London-listed mining stocks fell 3.5% to 7.4% after spot gold dropped 2.6% to $4,566.75/oz amid renewed U.S.-Iran tensions and a broader selloff in precious metals and commodities. Antofagasta led FTSE 100 decliners at -7.4%, while Anglo American fell 5.7%, Rio Tinto 3.5%, Endeavour Mining 3.4% and BHP 3.8%. The move reflects a risk-off reversal in gold and mining exposure as markets reassess Middle East conflict risk, oil, inflation and higher-for-longer rates.

Analysis

This is a classic forced unwind in the most crowded geopolitical hedges: gold, miners, and broad commodity longs are getting hit together, which usually says positioning mattered as much as fundamentals. The second-order effect is that the selloff can overshoot in the names with the highest beta to spot metal moves and the weakest balance sheets, while lower-cost diversified miners should outperform once the de-risking wave passes. In other words, this is less a statement on long-run metal demand than a short-horizon liquidation event driven by higher real-rate expectations and de-escalation odds moving intraday. The important asymmetry is that gold’s reaction is more sensitive to the interest-rate channel than the conflict channel over the next 1-3 months. If the market keeps repricing “higher for longer,” gold can stay under pressure even if headlines stabilize, but any weakening in U.S. growth or a dovish shift from the Fed would quickly re-anchor the metal because positioning is now less crowded than it was at the peak. For copper, the near-term macro headwind can coexist with a structural bull case; miners tied to copper are being sold as if the demand story is rolling over, but AI/grid capex keeps the medium-term floor intact. RIO and BHP look like better relative shorts than single-asset gold names because they have more commodity diversification and will be less sensitive to any one headline once the panic fades.
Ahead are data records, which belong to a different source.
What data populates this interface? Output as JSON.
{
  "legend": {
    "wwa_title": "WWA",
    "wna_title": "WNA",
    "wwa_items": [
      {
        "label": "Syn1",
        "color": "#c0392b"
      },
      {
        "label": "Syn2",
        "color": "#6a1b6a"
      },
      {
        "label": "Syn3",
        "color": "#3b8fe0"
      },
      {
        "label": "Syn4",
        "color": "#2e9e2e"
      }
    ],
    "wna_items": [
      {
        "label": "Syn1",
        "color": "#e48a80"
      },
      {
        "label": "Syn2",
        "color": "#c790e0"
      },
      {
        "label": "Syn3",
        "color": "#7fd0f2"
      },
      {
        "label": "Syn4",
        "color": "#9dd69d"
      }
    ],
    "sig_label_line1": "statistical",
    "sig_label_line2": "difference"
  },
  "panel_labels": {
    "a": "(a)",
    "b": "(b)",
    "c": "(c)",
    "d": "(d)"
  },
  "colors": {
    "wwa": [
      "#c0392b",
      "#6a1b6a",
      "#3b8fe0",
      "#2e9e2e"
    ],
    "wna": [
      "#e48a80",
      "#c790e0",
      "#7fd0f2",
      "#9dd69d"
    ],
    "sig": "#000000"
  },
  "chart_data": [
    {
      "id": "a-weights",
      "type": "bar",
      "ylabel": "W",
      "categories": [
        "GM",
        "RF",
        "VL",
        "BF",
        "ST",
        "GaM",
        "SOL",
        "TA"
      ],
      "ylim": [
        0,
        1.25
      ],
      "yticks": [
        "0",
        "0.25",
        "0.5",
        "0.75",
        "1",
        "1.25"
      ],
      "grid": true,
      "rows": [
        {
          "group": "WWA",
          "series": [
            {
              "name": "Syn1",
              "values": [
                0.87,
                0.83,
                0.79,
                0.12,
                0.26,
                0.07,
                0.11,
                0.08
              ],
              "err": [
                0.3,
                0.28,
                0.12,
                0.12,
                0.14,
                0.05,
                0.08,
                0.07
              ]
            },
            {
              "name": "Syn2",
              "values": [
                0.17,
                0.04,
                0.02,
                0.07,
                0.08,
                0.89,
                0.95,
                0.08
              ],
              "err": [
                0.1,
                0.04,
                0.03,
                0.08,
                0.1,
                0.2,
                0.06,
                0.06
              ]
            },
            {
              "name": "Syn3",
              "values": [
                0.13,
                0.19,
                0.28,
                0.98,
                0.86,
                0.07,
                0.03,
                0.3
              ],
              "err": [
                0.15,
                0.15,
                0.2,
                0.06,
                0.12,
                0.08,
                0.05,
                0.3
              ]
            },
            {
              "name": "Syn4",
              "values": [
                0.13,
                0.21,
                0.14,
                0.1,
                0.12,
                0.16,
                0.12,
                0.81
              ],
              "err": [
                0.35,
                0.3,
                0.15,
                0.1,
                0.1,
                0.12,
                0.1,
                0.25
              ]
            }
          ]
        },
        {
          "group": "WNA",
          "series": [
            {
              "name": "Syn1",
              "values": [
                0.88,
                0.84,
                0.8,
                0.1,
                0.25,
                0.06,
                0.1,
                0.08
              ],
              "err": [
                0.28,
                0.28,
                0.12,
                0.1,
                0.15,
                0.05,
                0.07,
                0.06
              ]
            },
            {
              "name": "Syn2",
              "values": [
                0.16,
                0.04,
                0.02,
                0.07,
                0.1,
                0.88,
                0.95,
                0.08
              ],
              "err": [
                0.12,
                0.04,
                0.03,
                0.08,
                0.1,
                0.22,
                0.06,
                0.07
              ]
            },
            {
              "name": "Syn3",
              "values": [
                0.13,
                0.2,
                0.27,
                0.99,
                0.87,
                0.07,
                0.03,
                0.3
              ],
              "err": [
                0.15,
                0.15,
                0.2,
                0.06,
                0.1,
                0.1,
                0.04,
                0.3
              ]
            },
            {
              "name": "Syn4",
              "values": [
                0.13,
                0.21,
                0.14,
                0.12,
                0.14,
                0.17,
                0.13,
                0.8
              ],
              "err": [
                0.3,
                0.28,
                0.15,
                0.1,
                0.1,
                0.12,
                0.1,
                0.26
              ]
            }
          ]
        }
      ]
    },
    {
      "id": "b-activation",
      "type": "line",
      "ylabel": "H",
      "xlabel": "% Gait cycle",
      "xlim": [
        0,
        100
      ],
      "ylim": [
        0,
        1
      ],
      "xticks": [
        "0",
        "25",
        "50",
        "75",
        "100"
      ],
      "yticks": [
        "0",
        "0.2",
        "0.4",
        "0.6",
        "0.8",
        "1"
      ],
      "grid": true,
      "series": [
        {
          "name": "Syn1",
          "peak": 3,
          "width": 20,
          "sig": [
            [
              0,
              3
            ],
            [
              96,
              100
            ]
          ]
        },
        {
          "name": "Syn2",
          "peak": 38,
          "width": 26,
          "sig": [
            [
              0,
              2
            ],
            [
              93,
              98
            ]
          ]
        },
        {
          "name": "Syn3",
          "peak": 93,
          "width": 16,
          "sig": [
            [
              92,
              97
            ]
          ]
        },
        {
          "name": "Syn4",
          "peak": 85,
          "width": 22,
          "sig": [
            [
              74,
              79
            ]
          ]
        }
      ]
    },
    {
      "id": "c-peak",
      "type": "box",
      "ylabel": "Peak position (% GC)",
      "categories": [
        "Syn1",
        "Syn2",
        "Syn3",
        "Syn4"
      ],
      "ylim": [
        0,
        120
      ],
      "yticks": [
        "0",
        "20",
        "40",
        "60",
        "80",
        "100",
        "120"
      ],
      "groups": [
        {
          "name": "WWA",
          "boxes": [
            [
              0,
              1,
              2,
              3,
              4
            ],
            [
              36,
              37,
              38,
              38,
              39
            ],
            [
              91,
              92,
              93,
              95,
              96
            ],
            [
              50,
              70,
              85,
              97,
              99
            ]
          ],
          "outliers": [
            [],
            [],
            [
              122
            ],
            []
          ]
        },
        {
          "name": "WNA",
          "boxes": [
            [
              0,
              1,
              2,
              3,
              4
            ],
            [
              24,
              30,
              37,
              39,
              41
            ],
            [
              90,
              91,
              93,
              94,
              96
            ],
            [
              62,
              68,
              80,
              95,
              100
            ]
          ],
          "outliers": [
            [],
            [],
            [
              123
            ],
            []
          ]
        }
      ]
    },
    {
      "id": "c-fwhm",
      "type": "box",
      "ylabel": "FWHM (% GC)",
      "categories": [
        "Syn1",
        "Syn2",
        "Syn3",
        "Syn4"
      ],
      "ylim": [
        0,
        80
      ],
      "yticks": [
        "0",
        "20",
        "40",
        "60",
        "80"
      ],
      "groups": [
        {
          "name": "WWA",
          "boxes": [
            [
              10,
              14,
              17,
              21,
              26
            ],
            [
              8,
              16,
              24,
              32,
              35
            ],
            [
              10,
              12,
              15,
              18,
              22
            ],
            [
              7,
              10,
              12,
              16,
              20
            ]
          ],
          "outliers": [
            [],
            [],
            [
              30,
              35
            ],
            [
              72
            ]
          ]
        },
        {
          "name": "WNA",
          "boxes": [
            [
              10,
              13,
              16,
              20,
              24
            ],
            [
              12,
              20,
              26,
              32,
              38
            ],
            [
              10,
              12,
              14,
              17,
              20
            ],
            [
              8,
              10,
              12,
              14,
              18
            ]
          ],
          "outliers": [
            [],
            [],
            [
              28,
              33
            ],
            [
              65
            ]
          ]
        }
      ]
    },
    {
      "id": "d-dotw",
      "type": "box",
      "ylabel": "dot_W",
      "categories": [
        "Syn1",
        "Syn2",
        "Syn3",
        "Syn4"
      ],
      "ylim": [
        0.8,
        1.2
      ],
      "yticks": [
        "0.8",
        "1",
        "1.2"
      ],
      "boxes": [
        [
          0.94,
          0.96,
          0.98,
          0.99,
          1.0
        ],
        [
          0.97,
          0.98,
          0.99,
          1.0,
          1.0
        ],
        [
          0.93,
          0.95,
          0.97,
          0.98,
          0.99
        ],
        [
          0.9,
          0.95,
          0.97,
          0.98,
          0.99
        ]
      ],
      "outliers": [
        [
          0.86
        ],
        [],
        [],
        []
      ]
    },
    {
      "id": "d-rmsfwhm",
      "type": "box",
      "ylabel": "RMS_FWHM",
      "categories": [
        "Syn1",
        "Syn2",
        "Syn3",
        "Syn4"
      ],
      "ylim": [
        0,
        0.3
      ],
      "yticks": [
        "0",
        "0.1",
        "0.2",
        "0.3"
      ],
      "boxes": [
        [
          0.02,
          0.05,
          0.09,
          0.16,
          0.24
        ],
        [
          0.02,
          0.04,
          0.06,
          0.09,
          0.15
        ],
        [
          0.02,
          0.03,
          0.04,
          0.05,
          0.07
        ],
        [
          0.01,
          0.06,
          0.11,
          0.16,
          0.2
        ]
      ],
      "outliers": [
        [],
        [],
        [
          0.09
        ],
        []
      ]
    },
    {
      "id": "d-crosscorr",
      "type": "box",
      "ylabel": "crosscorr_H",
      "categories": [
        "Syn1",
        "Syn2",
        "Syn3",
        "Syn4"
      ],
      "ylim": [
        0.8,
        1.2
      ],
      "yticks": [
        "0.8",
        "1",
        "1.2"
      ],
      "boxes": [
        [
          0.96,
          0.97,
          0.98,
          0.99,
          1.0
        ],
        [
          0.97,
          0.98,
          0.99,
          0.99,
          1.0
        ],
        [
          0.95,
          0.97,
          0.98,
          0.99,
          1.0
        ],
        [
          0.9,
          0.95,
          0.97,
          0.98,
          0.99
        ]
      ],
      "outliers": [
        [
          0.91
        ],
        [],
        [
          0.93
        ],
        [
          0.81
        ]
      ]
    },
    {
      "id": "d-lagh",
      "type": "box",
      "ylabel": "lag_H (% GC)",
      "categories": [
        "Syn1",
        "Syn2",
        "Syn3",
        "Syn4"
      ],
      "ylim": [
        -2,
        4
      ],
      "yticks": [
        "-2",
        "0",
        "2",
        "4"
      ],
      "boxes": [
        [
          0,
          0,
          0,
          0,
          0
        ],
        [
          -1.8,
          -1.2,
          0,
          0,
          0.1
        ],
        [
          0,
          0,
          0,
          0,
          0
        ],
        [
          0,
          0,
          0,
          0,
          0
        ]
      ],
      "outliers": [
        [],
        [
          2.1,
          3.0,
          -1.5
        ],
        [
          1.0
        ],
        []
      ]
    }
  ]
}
The contrarian take is that this move may be too large relative to the actual change in physical fundamentals: if tensions do not escalate further, the market may have already priced a sharper reduction in geopolitical premium than is justified. That creates a mean-reversion setup in quality miners after the next 1-2 sessions, but only if oil fails to reaccelerate and real yields stop rising.